Un père tue six travailleurs de la protection de la jeunesse à Stade après une audience sur la garde ; la police forme une commission criminelle
Un homme de 45 ans a ouvert le feu lors d’une réunion de protection de l’enfance dans un foyer mère-enfant à Stade, tuant quatre femmes et deux hommes. Les victimes étaient des employés du bureau de la protection de la jeunesse et de l’établissement. L’attaque a suivi un conflit de garde concernant sa fille de trois mois.
La fusillade
Un homme armé a tué six personnes à l’intérieur d’un groupe résidentiel mère-enfant à Stade, en Basse-Saxe, lundi après-midi. Il participait à un soi-disant Hilfeplangespräch, une conférence de cas structurée requise par la loi allemande sur la protection de l’enfance, avec des employés du Jugendamt de la région de Hanovre et de l’établissement local de protection de la jeunesse. La police a déclaré que le suspect de 45 ans, identifié par Spiegel comme Fatih Khan G., a sorti un pistolet et a tiré sur les participants. Quatre femmes et un homme sont morts sur place ; une sixième victime, un homme, a succombé à ses blessures plusieurs heures plus tard à l’hôpital. Personne d’autre n’a été blessé.
Contexte et motif
Les enquêteurs et les médias évoquent un conflit de garde croissant autour de la fille de trois mois du suspect. Le nourrisson et sa mère avaient été placés dans l’établissement de Stade après qu’un médecin du Hanovre Medical School (MHH) a diagnostiqué des blessures compatibles avec le syndrome du bébé secoué et a exprimé des soupçons de maltraitance. Le père aurait menacé verbalement le médecin. En réponse, le bureau de la protection de la jeunesse a cherché à restreindre ses droits parentaux. L’enfant a été placée sous la protection de l’État conformément à l’article 42 du Code social (Inobhutnahme).
L’arme et la fuite
Selon la police, le suspect ne possédait pas de permis de port d’arme. Il aurait acheté l’arme à la gare de Bahnhof Zoo à Berlin. Après la fusillade, il a fui dans un coupé Mercedes conduit par une femme de 65 ans décrite comme la marraine de l’enfant. Les policiers ont tiré sur au moins un pneu pour arrêter la voiture. Lors de la tentative de fuite, le suspect a tiré sur la police jusqu’à épuisement de ses munitions. Les deux occupants ont été arrêtés. Une commission criminelle est en cours de constitution ; une décision sur un mandat d’arrêt est attendue mardi.

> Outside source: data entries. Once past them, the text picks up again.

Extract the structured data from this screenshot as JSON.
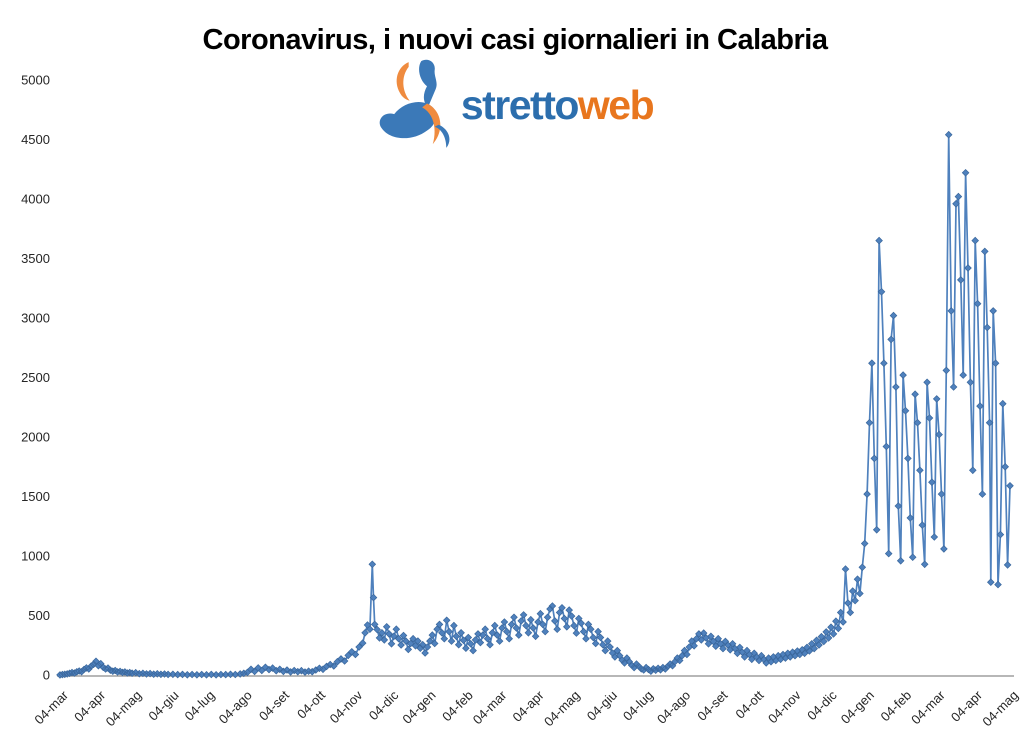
{
  "header": {
    "title": "Coronavirus, i nuovi casi giornalieri in Calabria"
  },
  "logo": {
    "text_primary": "stretto",
    "text_secondary": "web",
    "primary_color": "#2c6ead",
    "secondary_color": "#e8761e",
    "graphic_blue": "#3b79b8",
    "graphic_orange": "#ef8b3f"
  },
  "chart_data": {
    "type": "line",
    "title": "Coronavirus, i nuovi casi giornalieri in Calabria",
    "series_name": "nuovi casi giornalieri",
    "marker": "diamond",
    "line_color": "#4F81BD",
    "marker_edge_color": "#3A679C",
    "axis_line_color": "#8C8C8C",
    "label_color": "#262626",
    "grid": false,
    "legend": false,
    "ylim": [
      0,
      5000
    ],
    "y_ticks": [
      0,
      500,
      1000,
      1500,
      2000,
      2500,
      3000,
      3500,
      4000,
      4500,
      5000
    ],
    "x_tick_labels": [
      "04-mar",
      "04-apr",
      "04-mag",
      "04-giu",
      "04-lug",
      "04-ago",
      "04-set",
      "04-ott",
      "04-nov",
      "04-dic",
      "04-gen",
      "04-feb",
      "04-mar",
      "04-apr",
      "04-mag",
      "04-giu",
      "04-lug",
      "04-ago",
      "04-set",
      "04-ott",
      "04-nov",
      "04-dic",
      "04-gen",
      "04-feb",
      "04-mar",
      "04-apr",
      "04-mag"
    ],
    "x_tick_days": [
      0,
      31,
      61,
      92,
      122,
      153,
      184,
      214,
      245,
      275,
      306,
      337,
      365,
      396,
      426,
      457,
      487,
      518,
      549,
      579,
      610,
      640,
      671,
      702,
      730,
      761,
      791
    ],
    "x_max_day": 791,
    "points": [
      [
        0,
        1
      ],
      [
        2,
        3
      ],
      [
        4,
        6
      ],
      [
        6,
        9
      ],
      [
        8,
        14
      ],
      [
        10,
        20
      ],
      [
        12,
        16
      ],
      [
        14,
        27
      ],
      [
        16,
        34
      ],
      [
        18,
        28
      ],
      [
        20,
        46
      ],
      [
        22,
        60
      ],
      [
        24,
        50
      ],
      [
        26,
        75
      ],
      [
        28,
        90
      ],
      [
        30,
        115
      ],
      [
        32,
        78
      ],
      [
        34,
        95
      ],
      [
        36,
        65
      ],
      [
        38,
        50
      ],
      [
        40,
        58
      ],
      [
        42,
        40
      ],
      [
        44,
        32
      ],
      [
        46,
        38
      ],
      [
        48,
        26
      ],
      [
        50,
        30
      ],
      [
        52,
        22
      ],
      [
        54,
        26
      ],
      [
        56,
        17
      ],
      [
        58,
        21
      ],
      [
        60,
        15
      ],
      [
        63,
        19
      ],
      [
        66,
        11
      ],
      [
        69,
        14
      ],
      [
        72,
        9
      ],
      [
        75,
        12
      ],
      [
        78,
        7
      ],
      [
        81,
        10
      ],
      [
        84,
        6
      ],
      [
        87,
        8
      ],
      [
        90,
        5
      ],
      [
        94,
        6
      ],
      [
        98,
        3
      ],
      [
        102,
        5
      ],
      [
        106,
        2
      ],
      [
        110,
        4
      ],
      [
        114,
        2
      ],
      [
        118,
        4
      ],
      [
        122,
        2
      ],
      [
        126,
        5
      ],
      [
        130,
        2
      ],
      [
        134,
        4
      ],
      [
        138,
        3
      ],
      [
        142,
        6
      ],
      [
        146,
        4
      ],
      [
        150,
        9
      ],
      [
        153,
        14
      ],
      [
        156,
        22
      ],
      [
        159,
        48
      ],
      [
        162,
        30
      ],
      [
        165,
        60
      ],
      [
        168,
        38
      ],
      [
        171,
        65
      ],
      [
        174,
        45
      ],
      [
        177,
        58
      ],
      [
        180,
        36
      ],
      [
        183,
        48
      ],
      [
        186,
        30
      ],
      [
        189,
        42
      ],
      [
        192,
        26
      ],
      [
        195,
        38
      ],
      [
        198,
        28
      ],
      [
        201,
        36
      ],
      [
        204,
        24
      ],
      [
        207,
        32
      ],
      [
        210,
        28
      ],
      [
        213,
        42
      ],
      [
        216,
        56
      ],
      [
        219,
        48
      ],
      [
        222,
        72
      ],
      [
        225,
        88
      ],
      [
        228,
        76
      ],
      [
        231,
        112
      ],
      [
        234,
        135
      ],
      [
        237,
        118
      ],
      [
        240,
        165
      ],
      [
        243,
        195
      ],
      [
        246,
        172
      ],
      [
        249,
        235
      ],
      [
        252,
        268
      ],
      [
        254,
        355
      ],
      [
        256,
        420
      ],
      [
        258,
        385
      ],
      [
        260,
        930
      ],
      [
        261,
        650
      ],
      [
        262,
        425
      ],
      [
        264,
        382
      ],
      [
        266,
        312
      ],
      [
        268,
        355
      ],
      [
        270,
        295
      ],
      [
        272,
        405
      ],
      [
        274,
        345
      ],
      [
        276,
        262
      ],
      [
        278,
        325
      ],
      [
        280,
        385
      ],
      [
        282,
        305
      ],
      [
        284,
        252
      ],
      [
        286,
        332
      ],
      [
        288,
        285
      ],
      [
        290,
        215
      ],
      [
        292,
        265
      ],
      [
        294,
        305
      ],
      [
        296,
        245
      ],
      [
        298,
        285
      ],
      [
        300,
        225
      ],
      [
        302,
        255
      ],
      [
        304,
        185
      ],
      [
        306,
        235
      ],
      [
        308,
        285
      ],
      [
        310,
        335
      ],
      [
        312,
        265
      ],
      [
        314,
        385
      ],
      [
        316,
        425
      ],
      [
        318,
        355
      ],
      [
        320,
        305
      ],
      [
        322,
        460
      ],
      [
        324,
        365
      ],
      [
        326,
        285
      ],
      [
        328,
        415
      ],
      [
        330,
        325
      ],
      [
        332,
        255
      ],
      [
        334,
        355
      ],
      [
        336,
        292
      ],
      [
        338,
        225
      ],
      [
        340,
        315
      ],
      [
        342,
        262
      ],
      [
        344,
        205
      ],
      [
        346,
        295
      ],
      [
        348,
        345
      ],
      [
        350,
        272
      ],
      [
        352,
        335
      ],
      [
        354,
        385
      ],
      [
        356,
        305
      ],
      [
        358,
        255
      ],
      [
        360,
        355
      ],
      [
        362,
        415
      ],
      [
        364,
        335
      ],
      [
        366,
        285
      ],
      [
        368,
        395
      ],
      [
        370,
        445
      ],
      [
        372,
        365
      ],
      [
        374,
        305
      ],
      [
        376,
        425
      ],
      [
        378,
        485
      ],
      [
        380,
        395
      ],
      [
        382,
        335
      ],
      [
        384,
        455
      ],
      [
        386,
        505
      ],
      [
        388,
        415
      ],
      [
        390,
        355
      ],
      [
        392,
        465
      ],
      [
        394,
        395
      ],
      [
        396,
        325
      ],
      [
        398,
        445
      ],
      [
        400,
        515
      ],
      [
        402,
        425
      ],
      [
        404,
        365
      ],
      [
        406,
        485
      ],
      [
        408,
        555
      ],
      [
        410,
        580
      ],
      [
        412,
        455
      ],
      [
        414,
        385
      ],
      [
        416,
        525
      ],
      [
        418,
        565
      ],
      [
        420,
        475
      ],
      [
        422,
        405
      ],
      [
        424,
        545
      ],
      [
        426,
        495
      ],
      [
        428,
        415
      ],
      [
        430,
        352
      ],
      [
        432,
        475
      ],
      [
        434,
        435
      ],
      [
        436,
        365
      ],
      [
        438,
        305
      ],
      [
        440,
        425
      ],
      [
        442,
        385
      ],
      [
        444,
        315
      ],
      [
        446,
        265
      ],
      [
        448,
        365
      ],
      [
        450,
        315
      ],
      [
        452,
        255
      ],
      [
        454,
        205
      ],
      [
        456,
        285
      ],
      [
        458,
        235
      ],
      [
        460,
        185
      ],
      [
        462,
        152
      ],
      [
        464,
        205
      ],
      [
        466,
        162
      ],
      [
        468,
        125
      ],
      [
        470,
        102
      ],
      [
        472,
        142
      ],
      [
        474,
        112
      ],
      [
        476,
        82
      ],
      [
        478,
        62
      ],
      [
        480,
        92
      ],
      [
        482,
        72
      ],
      [
        484,
        52
      ],
      [
        486,
        42
      ],
      [
        488,
        62
      ],
      [
        490,
        46
      ],
      [
        492,
        32
      ],
      [
        494,
        52
      ],
      [
        496,
        40
      ],
      [
        498,
        56
      ],
      [
        500,
        44
      ],
      [
        502,
        62
      ],
      [
        504,
        50
      ],
      [
        506,
        72
      ],
      [
        508,
        92
      ],
      [
        510,
        78
      ],
      [
        512,
        112
      ],
      [
        514,
        142
      ],
      [
        516,
        122
      ],
      [
        518,
        162
      ],
      [
        520,
        205
      ],
      [
        522,
        172
      ],
      [
        524,
        235
      ],
      [
        526,
        285
      ],
      [
        528,
        245
      ],
      [
        530,
        305
      ],
      [
        532,
        345
      ],
      [
        534,
        295
      ],
      [
        536,
        352
      ],
      [
        538,
        312
      ],
      [
        540,
        262
      ],
      [
        542,
        325
      ],
      [
        544,
        282
      ],
      [
        546,
        242
      ],
      [
        548,
        305
      ],
      [
        550,
        262
      ],
      [
        552,
        222
      ],
      [
        554,
        282
      ],
      [
        556,
        252
      ],
      [
        558,
        212
      ],
      [
        560,
        262
      ],
      [
        562,
        222
      ],
      [
        564,
        182
      ],
      [
        566,
        232
      ],
      [
        568,
        192
      ],
      [
        570,
        152
      ],
      [
        572,
        205
      ],
      [
        574,
        172
      ],
      [
        576,
        132
      ],
      [
        578,
        182
      ],
      [
        580,
        152
      ],
      [
        582,
        122
      ],
      [
        584,
        162
      ],
      [
        586,
        132
      ],
      [
        588,
        102
      ],
      [
        590,
        142
      ],
      [
        592,
        112
      ],
      [
        594,
        152
      ],
      [
        596,
        122
      ],
      [
        598,
        162
      ],
      [
        600,
        132
      ],
      [
        602,
        172
      ],
      [
        604,
        142
      ],
      [
        606,
        182
      ],
      [
        608,
        152
      ],
      [
        610,
        192
      ],
      [
        612,
        162
      ],
      [
        614,
        202
      ],
      [
        616,
        172
      ],
      [
        618,
        212
      ],
      [
        620,
        182
      ],
      [
        622,
        232
      ],
      [
        624,
        202
      ],
      [
        626,
        262
      ],
      [
        628,
        222
      ],
      [
        630,
        292
      ],
      [
        632,
        252
      ],
      [
        634,
        322
      ],
      [
        636,
        282
      ],
      [
        638,
        362
      ],
      [
        640,
        312
      ],
      [
        642,
        402
      ],
      [
        644,
        345
      ],
      [
        646,
        452
      ],
      [
        648,
        392
      ],
      [
        650,
        525
      ],
      [
        652,
        445
      ],
      [
        654,
        890
      ],
      [
        656,
        605
      ],
      [
        658,
        525
      ],
      [
        660,
        705
      ],
      [
        662,
        625
      ],
      [
        664,
        805
      ],
      [
        666,
        685
      ],
      [
        668,
        905
      ],
      [
        670,
        1105
      ],
      [
        672,
        1520
      ],
      [
        674,
        2120
      ],
      [
        676,
        2620
      ],
      [
        678,
        1820
      ],
      [
        680,
        1220
      ],
      [
        682,
        3650
      ],
      [
        684,
        3220
      ],
      [
        686,
        2620
      ],
      [
        688,
        1920
      ],
      [
        690,
        1020
      ],
      [
        692,
        2820
      ],
      [
        694,
        3020
      ],
      [
        696,
        2420
      ],
      [
        698,
        1420
      ],
      [
        700,
        960
      ],
      [
        702,
        2520
      ],
      [
        704,
        2220
      ],
      [
        706,
        1820
      ],
      [
        708,
        1320
      ],
      [
        710,
        990
      ],
      [
        712,
        2360
      ],
      [
        714,
        2120
      ],
      [
        716,
        1720
      ],
      [
        718,
        1260
      ],
      [
        720,
        930
      ],
      [
        722,
        2460
      ],
      [
        724,
        2160
      ],
      [
        726,
        1620
      ],
      [
        728,
        1160
      ],
      [
        730,
        2320
      ],
      [
        732,
        2020
      ],
      [
        734,
        1520
      ],
      [
        736,
        1060
      ],
      [
        738,
        2560
      ],
      [
        740,
        4540
      ],
      [
        742,
        3060
      ],
      [
        744,
        2420
      ],
      [
        746,
        3960
      ],
      [
        748,
        4020
      ],
      [
        750,
        3320
      ],
      [
        752,
        2520
      ],
      [
        754,
        4220
      ],
      [
        756,
        3420
      ],
      [
        758,
        2460
      ],
      [
        760,
        1720
      ],
      [
        762,
        3650
      ],
      [
        764,
        3120
      ],
      [
        766,
        2260
      ],
      [
        768,
        1520
      ],
      [
        770,
        3560
      ],
      [
        772,
        2920
      ],
      [
        774,
        2120
      ],
      [
        775,
        780
      ],
      [
        777,
        3060
      ],
      [
        779,
        2620
      ],
      [
        781,
        760
      ],
      [
        783,
        1180
      ],
      [
        785,
        2280
      ],
      [
        787,
        1750
      ],
      [
        789,
        925
      ],
      [
        791,
        1590
      ]
    ]
  }
}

Réactions et demandes de protection
La responsable du groupe fédéral de Verdi pour l’éducation, l’enfance et les services à la jeunesse a déclaré que les Hilfeplangespräche sont souvent des réunions très conflictuelles. Volker Geyer, président de la Fédération allemande des fonctionnaires (DBB), a exigé une meilleure protection pour les employés du secteur public :Cette violence comme à Stade est absolument choquante et défie toutes les catégories.

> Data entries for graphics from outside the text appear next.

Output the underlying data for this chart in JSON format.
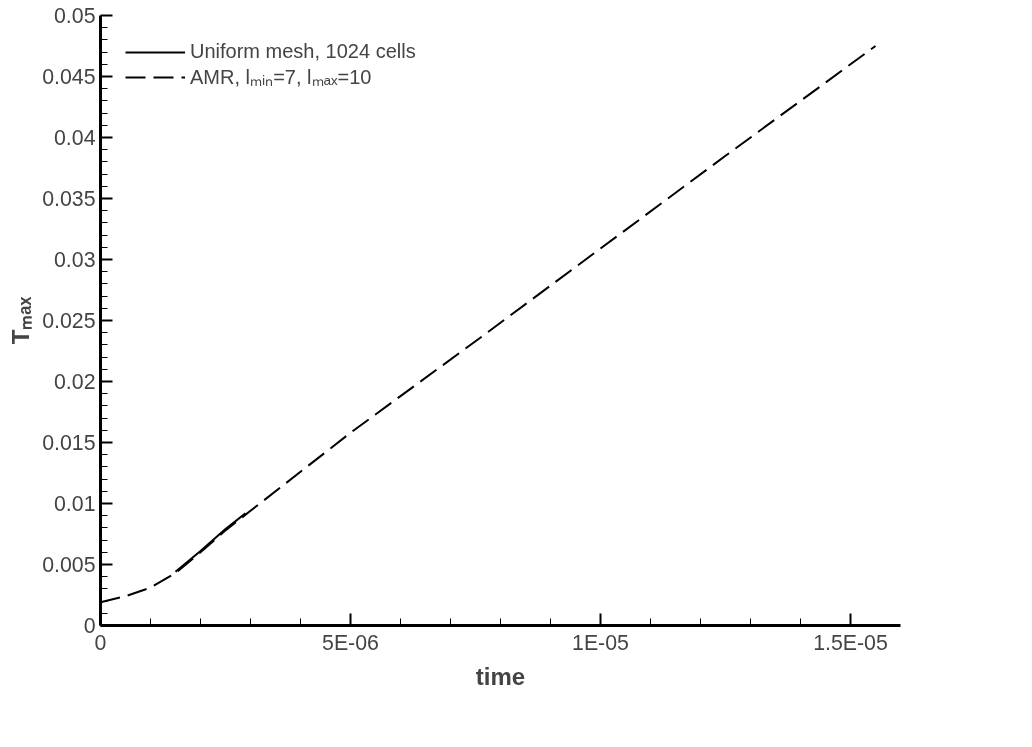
{
  "chart_data": {
    "type": "line",
    "xlabel": "time",
    "ylabel": "Tₘₐₓ",
    "xlim": [
      0,
      1.6e-05
    ],
    "ylim": [
      0,
      0.05
    ],
    "xticks": [
      {
        "value": 0,
        "label": "0"
      },
      {
        "value": 5e-06,
        "label": "5E-06"
      },
      {
        "value": 1e-05,
        "label": "1E-05"
      },
      {
        "value": 1.5e-05,
        "label": "1.5E-05"
      }
    ],
    "yticks": [
      0,
      0.005,
      0.01,
      0.015,
      0.02,
      0.025,
      0.03,
      0.035,
      0.04,
      0.045,
      0.05
    ],
    "grid": false,
    "legend": "top left",
    "series": [
      {
        "name": "Uniform mesh, 1024 cells",
        "color": "#000000",
        "line_style": "solid",
        "x": [
          1.5e-06,
          2e-06,
          2.5e-06,
          2.9e-06
        ],
        "values": [
          0.0044,
          0.0061,
          0.0079,
          0.0092
        ]
      },
      {
        "name": "AMR, lₘᵢₙ=7, lₘₐₓ=10",
        "color": "#000000",
        "line_style": "dashed",
        "x": [
          0,
          5e-07,
          1e-06,
          1.5e-06,
          2e-06,
          2.5e-06,
          3e-06,
          4e-06,
          5e-06,
          7.5e-06,
          1e-05,
          1.25e-05,
          1.55e-05
        ],
        "values": [
          0.0019,
          0.0024,
          0.0031,
          0.0043,
          0.006,
          0.0078,
          0.0094,
          0.0126,
          0.0158,
          0.0233,
          0.0309,
          0.0385,
          0.0475
        ]
      }
    ]
  }
}
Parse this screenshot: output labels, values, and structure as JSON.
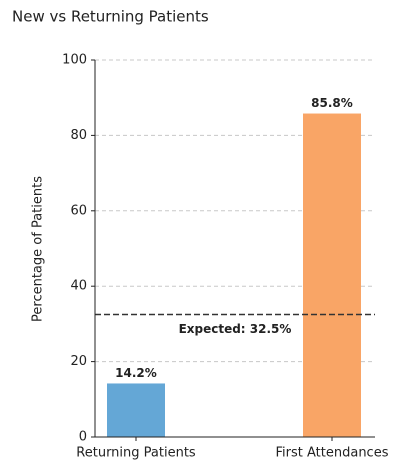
{
  "chart_data": {
    "type": "bar",
    "title": "New vs Returning Patients",
    "y_label": "Percentage of Patients",
    "categories": [
      "Returning Patients",
      "First Attendances"
    ],
    "values": [
      14.2,
      85.8
    ],
    "value_labels": [
      "14.2%",
      "85.8%"
    ],
    "colors": [
      "#64a7d6",
      "#f9a566"
    ],
    "ylim": [
      0,
      100
    ],
    "yticks": [
      0,
      20,
      40,
      60,
      80,
      100
    ],
    "grid": true,
    "reference_line": {
      "value": 32.5,
      "label": "Expected: 32.5%"
    }
  }
}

Nous sommes profondément choqués et en colère. Depuis des années, nous attirons l’attention sur le nombre croissant d’actes de violence contre les employés du service public. Ce sont des personnes qui se démènent pour cet État, pour nous tous. Nous leur devons une protection particulière.
L’enquête
La nouvelle brigade criminelle recueille des témoignages, photos et vidéos via un portail dédié. Les trois employés du Jugendamt avaient parcouru près de 200 kilomètres depuis Hanovre pour assister à la réunion. L’autorité régionale s’est dite « profondément secouée » et « stupéfaite » mais n’a pas souhaité commenter davantage tant que l’enquête est en cours. La mère et le bébé n’ont pas été blessés physiquement.